A 2-year-old male presents with acute right leg pain after falling while jumping on a trampoline. Apparently, he fell off the trampoline onto the ground and landed on his left leg. The distance was estimated at 3 ft (approximately 1 m) and the incident was witnessed by his parents and two older siblings. There is no reported loss of consciousness. The child is unable to ambulate secondary to pain. His vital signs are age appropriate except for a heart rate of 120 beats per minute. He is crying even before his examination from what appears to be left thigh pain. His physical examination shows no obvious injury, other than left thigh edema and he is tender on palpation. He has no neck or back pain. He is neurovascularly intact.
Children who sustain extremity injuries may need imaging. The decision to image is based on history and physical examination findings. Proper imaging technique is essential if imaging is employed.
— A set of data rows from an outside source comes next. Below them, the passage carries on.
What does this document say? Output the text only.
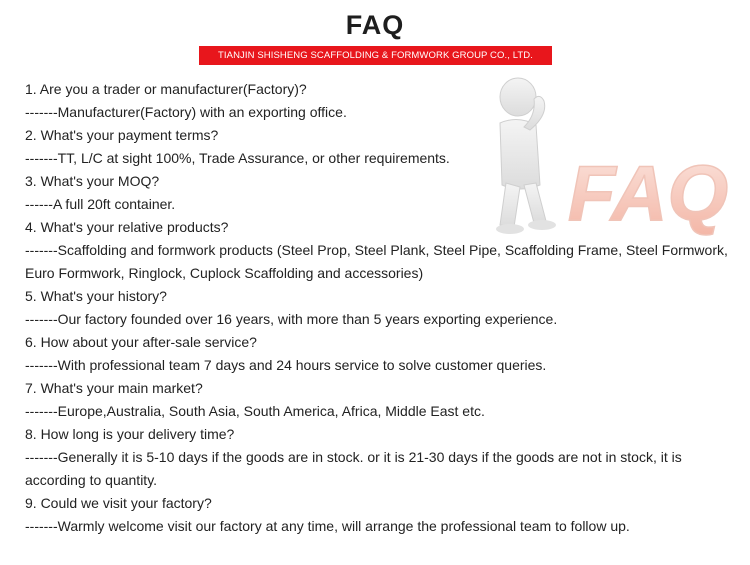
FAQ
TIANJIN SHISHENG SCAFFOLDING & FORMWORK GROUP CO., LTD.
FAQ
1. Are you a trader or manufacturer(Factory)?
-------Manufacturer(Factory) with an exporting office.
2. What's your payment terms?
-------TT, L/C at sight 100%, Trade Assurance, or other requirements.
3. What's your MOQ?
------A full 20ft container.
4. What's your relative products?
-------Scaffolding and formwork products (Steel Prop, Steel Plank, Steel Pipe, Scaffolding Frame, Steel Formwork, Euro Formwork, Ringlock, Cuplock Scaffolding and accessories)
5. What's your history?
-------Our factory founded over 16 years, with more than 5 years exporting experience.
6. How about your after-sale service?
-------With professional team 7 days and 24 hours service to solve customer queries.
7. What's your main market?
-------Europe,Australia, South Asia, South America, Africa, Middle East etc.
8. How long is your delivery time?
-------Generally it is 5-10 days if the goods are in stock. or it is 21-30 days if the goods are not in stock, it is according to quantity.
9. Could we visit your factory?
-------Warmly welcome visit our factory at any time, will arrange the professional team to follow up.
Plain radiography of the injured extremity is all that is generally required to properly evaluate the presence of fractures. A two-view study is preferred, consisting of anteroposterior (AP) and lateral views. Appropriate pain control is paramount in order to obtain clinically useful images of the injured extremity. The clinician should also consider imaging of the area above and below the involved bone if injury is suspected. For example in this child, consideration should be given to imaging the pelvis, lower extremity (tibia-fibula), ankle, and foot if clinically indicated. There are times when a complete imaging series is not practical (e.g., deformity preventing full range of motion and positioning for two views). In these situations, a single AP view will suffice. Of particular concern are patients with neurovascular compromise; do not delay treatment in these patients to obtain imaging. Once the situation has stabilized, appropriate imaging studies can be obtained.
Computed tomography (CT)
Ipsilateral femoral neck fractures are associated with adult femoral shaft fractures in up to 9% of patients, prompting utilization of CT to detect these fractures. However, in the pediatric population, this association is quite low. In pediatric patients, routine CT imaging to look for associated femoral neck fracture with femoral shaft fractures is not recommended. CT utilization should be based on clinical examination and mechanism of injury, as well as concern for other injuries.
This child had a two-view study of the injured leg. There is a spiral, mid to distal diaphyseal femur fracture with minimal degree of displacement of the distal fragment ( Figs. 64.1 and 64.2 ). The second set of images shows a nondisplaced, oblique distal femur metaphyseal fracture in a different patient, extending toward the physis, consistent with a Salter-Harris type II fracture ( Figs. 64.3 and 64.4 ).